Communication is key in any decision. The question of when to retire involves many factors — money, job satisfaction, age difference and future plans. Will you both retire at the same time? Will either or both of you work freelance or part time? Will you move or stay put? Will you travel or live simply?
In addition to these factors, it's a good idea to consider your marital happiness and how you work better (with some alone time, with separate projects, etc.). It's important to be confident and clear when you communicate your vision and priorities with your partner. If you are not able to do it on your own, you can always seek professional help through financial advisers, marriage counselors or both.
Depending on what you want or your partner feels he or she needs, you may think about taking on new roles. If you were once the breadwinner but your spouse is willing to work more if you could contribute more to the family, you may be able to step back. Meanwhile if you are unhappy in your position, you may need your partner to take the reins while you look for a more fulfilling job.
3. Make the plans.
Once you have reached an understanding and hopefully a compromise through speaking openly and honestly with your spouse, you may think you are all set. But, having a detailed plan on how to get there can make all the difference.

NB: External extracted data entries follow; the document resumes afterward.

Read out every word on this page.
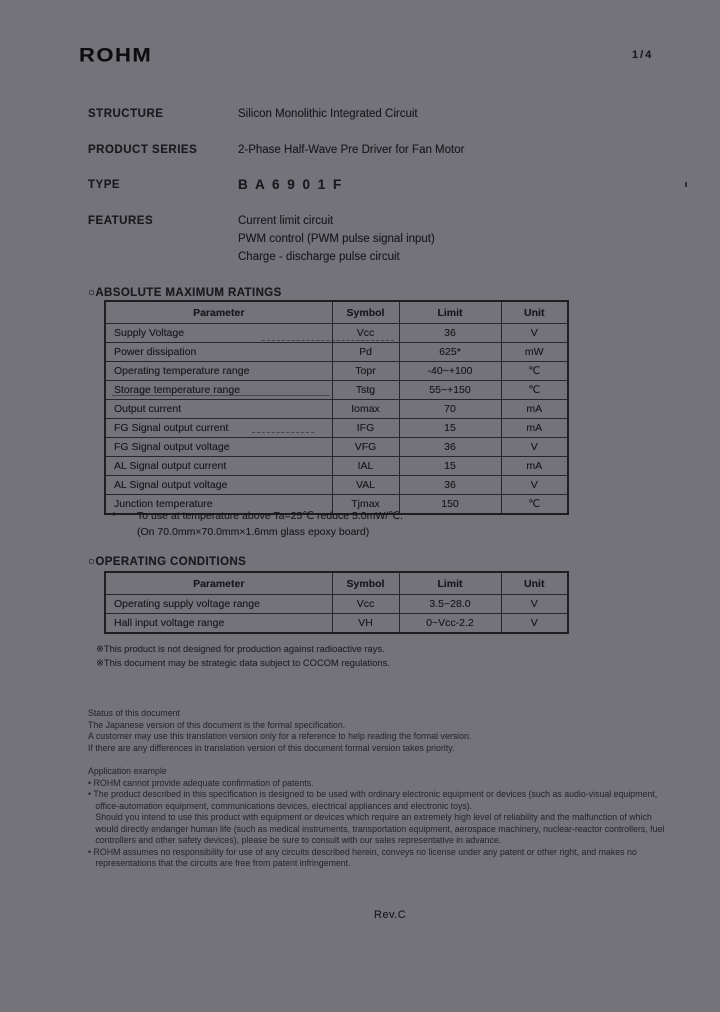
ROHM	1/4
STRUCTURE	Silicon Monolithic Integrated Circuit
PRODUCT SERIES	2-Phase Half-Wave Pre Driver for Fan Motor
TYPE	B A 6 9 0 1 F
FEATURES	Current limit circuit
PWM control (PWM pulse signal input)
Charge - discharge pulse circuit
○ABSOLUTE MAXIMUM RATINGS
Parameter	Symbol	Limit	Unit
Supply Voltage	Vcc	36	V
Power dissipation	Pd	625*	mW
Operating temperature range	Topr	-40~+100	℃
Storage temperature range	Tstg	55~+150	℃
Output current	Iomax	70	mA
FG Signal output current	IFG	15	mA
FG Signal output voltage	VFG	36	V
AL Signal output current	IAL	15	mA
AL Signal output voltage	VAL	36	V
Junction temperature	Tjmax	150	℃
* To use at temperature above Ta=25℃ reduce 5.0mW/℃.
(On 70.0mm×70.0mm×1.6mm glass epoxy board)
○OPERATING CONDITIONS
Parameter	Symbol	Limit	Unit
Operating supply voltage range	Vcc	3.5~28.0	V
Hall input voltage range	VH	0~Vcc-2.2	V
※This product is not designed for production against radioactive rays.
※This document may be strategic data subject to COCOM regulations.
Status of this document
The Japanese version of this document is the formal specification.
A customer may use this translation version only for a reference to help reading the formal version.
If there are any differences in translation version of this document formal version takes priority.
Application example
• ROHM cannot provide adequate confirmation of patents.
• The product described in this specification is designed to be used with ordinary electronic equipment or devices (such as audio-visual equipment,
office-automation equipment, communications devices, electrical appliances and electronic toys).
Should you intend to use this product with equipment or devices which require an extremely high level of reliability and the malfunction of which
would directly endanger human life (such as medical instruments, transportation equipment, aerospace machinery, nuclear-reactor controllers, fuel
controllers and other safety devices), please be sure to consult with our sales representative in advance.
• ROHM assumes no responsibility for use of any circuits described herein, conveys no license under any patent or other right, and makes no
representations that the circuits are free from patent infringement.
Rev.C
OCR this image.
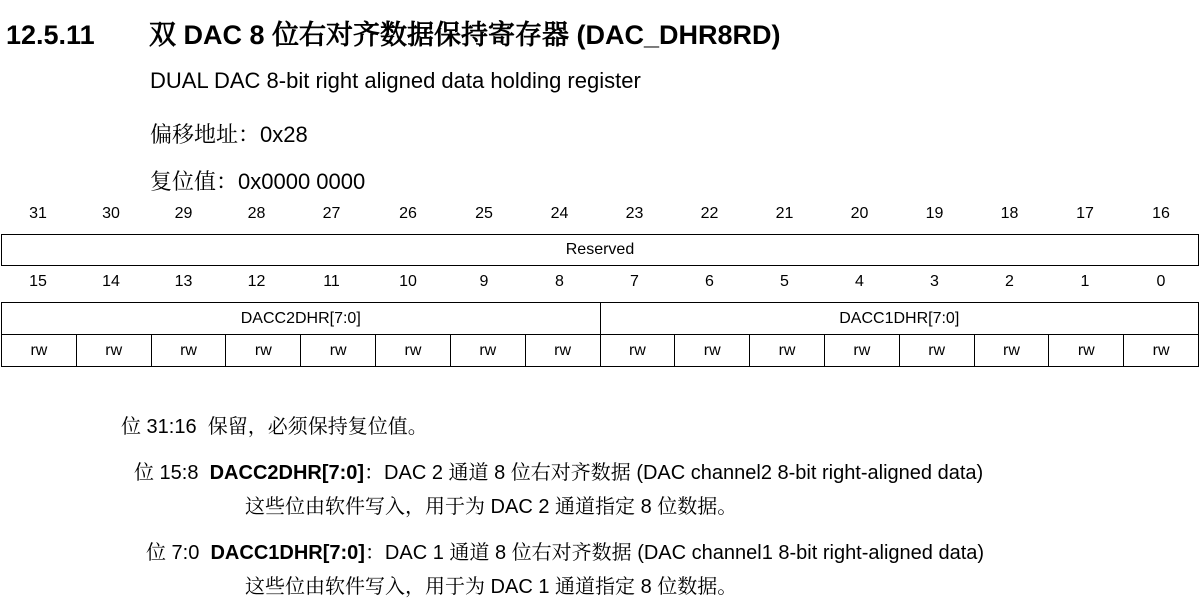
12.5.11 双 DAC 8 位右对齐数据保持寄存器 (DAC_DHR8RD)
DUAL DAC 8-bit right aligned data holding register
偏移地址：0x28
复位值：0x0000 0000
31	30	29	28	27	26	25	24	23	22	21	20	19	18	17	16
Reserved
15	14	13	12	11	10	9	8	7	6	5	4	3	2	1	0
DACC2DHR[7:0]								DACC1DHR[7:0]							
rw	rw	rw	rw	rw	rw	rw	rw	rw	rw	rw	rw	rw	rw	rw	rw
位 31:16 保留，必须保持复位值。
位 15:8 DACC2DHR[7:0]：DAC 2 通道 8 位右对齐数据 (DAC channel2 8-bit right-aligned data)
这些位由软件写入，用于为 DAC 2 通道指定 8 位数据。
位 7:0 DACC1DHR[7:0]：DAC 1 通道 8 位右对齐数据 (DAC channel1 8-bit right-aligned data)
这些位由软件写入，用于为 DAC 1 通道指定 8 位数据。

How much will you have to save each month to reach your retirement age goal? Once you've figured that out, it's a good idea to make a new budget that accommodates that. Debt can also be a huge weight on your retirement savings. You can see your lifetime cost of debt here to see what you'll be looking at spending to borrow.
A better credit score can lower that total, so check your credit scores for free on Credit.com to see where you stand and what you can do to improve your credit.
You also want to think about locations — some places are better for retirement than others, tax, weather, and living cost wise. You may also need to consider health factors and access to the care you or your partner may need as time goes on. Will you need to move to reach your retirement goals? Are you able to? Or do you want to move once you retire and how will that impact how much you need to save?
So even if your spouse doesn't have the same ideas about retirement saving or timing as you do, it's important to communicate and make plans to get you both there.